Tsimis, an entrepreneur, said he and his wife bought a house on Geddes Street when they moved to Syracuse about a year and a half ago, and he quickly joined the Near Westside Business Association to stay updated on what was going on in he community.
“The question at one of the [Near Westside Business Association] meetings was, ‘how do we attract people to strip between West and Fayette streets?’” Tsimis said. “The solution is commerce.”
But even with thousands of cars traveling through the corridor, people aren’t going to stop in the neighborhood to take advantage of the businesses there, until their perception of the overall neighborhood changes, he realized.
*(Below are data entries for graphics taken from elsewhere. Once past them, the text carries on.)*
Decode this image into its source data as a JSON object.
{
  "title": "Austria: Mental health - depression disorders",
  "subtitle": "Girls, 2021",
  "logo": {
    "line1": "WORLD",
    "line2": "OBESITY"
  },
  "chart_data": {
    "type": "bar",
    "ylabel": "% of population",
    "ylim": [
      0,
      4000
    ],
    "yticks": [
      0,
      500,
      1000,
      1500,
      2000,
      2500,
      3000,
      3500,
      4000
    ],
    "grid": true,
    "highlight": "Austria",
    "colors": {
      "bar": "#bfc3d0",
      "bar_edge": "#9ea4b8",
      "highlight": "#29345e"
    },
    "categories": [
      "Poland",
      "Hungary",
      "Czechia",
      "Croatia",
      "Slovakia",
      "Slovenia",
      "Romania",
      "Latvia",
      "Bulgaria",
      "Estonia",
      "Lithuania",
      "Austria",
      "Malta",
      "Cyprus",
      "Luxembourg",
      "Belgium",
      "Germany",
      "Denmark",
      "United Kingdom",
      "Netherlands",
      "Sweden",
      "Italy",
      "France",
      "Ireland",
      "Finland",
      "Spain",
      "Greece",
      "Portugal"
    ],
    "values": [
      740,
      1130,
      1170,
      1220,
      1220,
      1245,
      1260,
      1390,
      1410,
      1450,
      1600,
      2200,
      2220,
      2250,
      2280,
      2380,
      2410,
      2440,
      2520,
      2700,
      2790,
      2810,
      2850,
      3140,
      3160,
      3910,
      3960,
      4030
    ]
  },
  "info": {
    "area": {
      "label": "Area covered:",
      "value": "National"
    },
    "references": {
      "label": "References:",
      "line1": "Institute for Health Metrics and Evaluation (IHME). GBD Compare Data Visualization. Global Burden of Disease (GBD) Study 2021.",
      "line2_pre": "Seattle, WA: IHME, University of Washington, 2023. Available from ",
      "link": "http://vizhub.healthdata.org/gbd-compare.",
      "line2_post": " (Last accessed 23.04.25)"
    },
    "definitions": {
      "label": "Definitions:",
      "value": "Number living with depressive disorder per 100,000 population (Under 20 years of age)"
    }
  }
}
“My goal was to get people from within the community to come together,” Tsimis said. “Create an environment that promotes community engagement and positive exposure of the neighborhood for greater Syracuse. This will solve the problem and expedite the development of the West Side.”
He named the venture West Side Weekend and started recruiting interested vendors, musicians, artists — anyone who wanted to be a part of promoting the community. He secured a location, a vacant lot at the corner of Wyoming and Marcellus streets owned by the Near Westside Initiative, and spent the second week of August going door to door on the Near West Side, handing out 800 handbills and letting people know about the event, he said.
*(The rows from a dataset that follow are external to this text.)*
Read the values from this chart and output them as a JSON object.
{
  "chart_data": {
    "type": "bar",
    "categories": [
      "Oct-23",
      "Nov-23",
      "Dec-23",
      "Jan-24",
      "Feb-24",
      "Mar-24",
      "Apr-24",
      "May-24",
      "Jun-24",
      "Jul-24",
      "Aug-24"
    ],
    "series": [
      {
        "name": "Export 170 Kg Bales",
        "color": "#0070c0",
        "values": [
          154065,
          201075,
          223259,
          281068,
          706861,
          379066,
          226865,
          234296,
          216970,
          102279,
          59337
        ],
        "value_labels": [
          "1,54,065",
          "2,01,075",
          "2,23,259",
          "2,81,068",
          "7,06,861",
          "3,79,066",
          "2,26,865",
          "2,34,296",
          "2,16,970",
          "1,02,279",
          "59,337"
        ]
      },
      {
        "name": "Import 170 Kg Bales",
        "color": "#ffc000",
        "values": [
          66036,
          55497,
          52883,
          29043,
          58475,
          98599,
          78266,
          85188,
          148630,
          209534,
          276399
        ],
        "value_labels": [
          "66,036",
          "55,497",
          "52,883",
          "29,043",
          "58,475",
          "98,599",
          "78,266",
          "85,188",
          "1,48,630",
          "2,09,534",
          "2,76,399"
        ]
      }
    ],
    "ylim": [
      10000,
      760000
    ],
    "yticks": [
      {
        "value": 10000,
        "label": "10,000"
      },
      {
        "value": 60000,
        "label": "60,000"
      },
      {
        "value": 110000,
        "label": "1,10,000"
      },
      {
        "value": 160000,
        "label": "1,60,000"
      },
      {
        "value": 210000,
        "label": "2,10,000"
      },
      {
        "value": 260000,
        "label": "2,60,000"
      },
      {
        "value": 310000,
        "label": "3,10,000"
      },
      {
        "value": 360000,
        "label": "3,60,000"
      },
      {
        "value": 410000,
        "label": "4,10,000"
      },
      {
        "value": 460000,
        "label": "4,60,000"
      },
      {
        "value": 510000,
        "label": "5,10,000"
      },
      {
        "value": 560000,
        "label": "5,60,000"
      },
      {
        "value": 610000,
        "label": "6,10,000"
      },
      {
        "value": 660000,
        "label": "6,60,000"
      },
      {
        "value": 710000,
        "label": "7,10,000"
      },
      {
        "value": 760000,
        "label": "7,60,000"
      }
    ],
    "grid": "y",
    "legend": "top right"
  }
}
But two weeks of very low turnout left him and his volunteers confused. Where is everybody, and why aren’t they coming out?
“Me doing this was just trying to promote community engagement to make the West Side a safer, cleaner, more enjoyable place to live for people who live there,” Tsimis said. But it didn’t quite work out that way.
So, West Side Weekend is on haitus. Tsimis said his goal is to set up a meeting where all community groups from the neighborhood could sit down at the same table and discuss concerns about the concept, and strategize together on how to make it a success.
In the meantime, Tsimis is remaining optimistic that West Side Weekend will restart with a three-day community event, followed within just a few weeks by a repeat performance, to kick-start momentum of the project.
“But I’m not going to do this unless everybody’s on board. And I can’t,” he said simply. Tsimis hopes to be able to set up a meeting with West Side community organizations within the next few weeks. He’s also still looking for interested vendors, artists and musicians for when West Side Weekend resumes.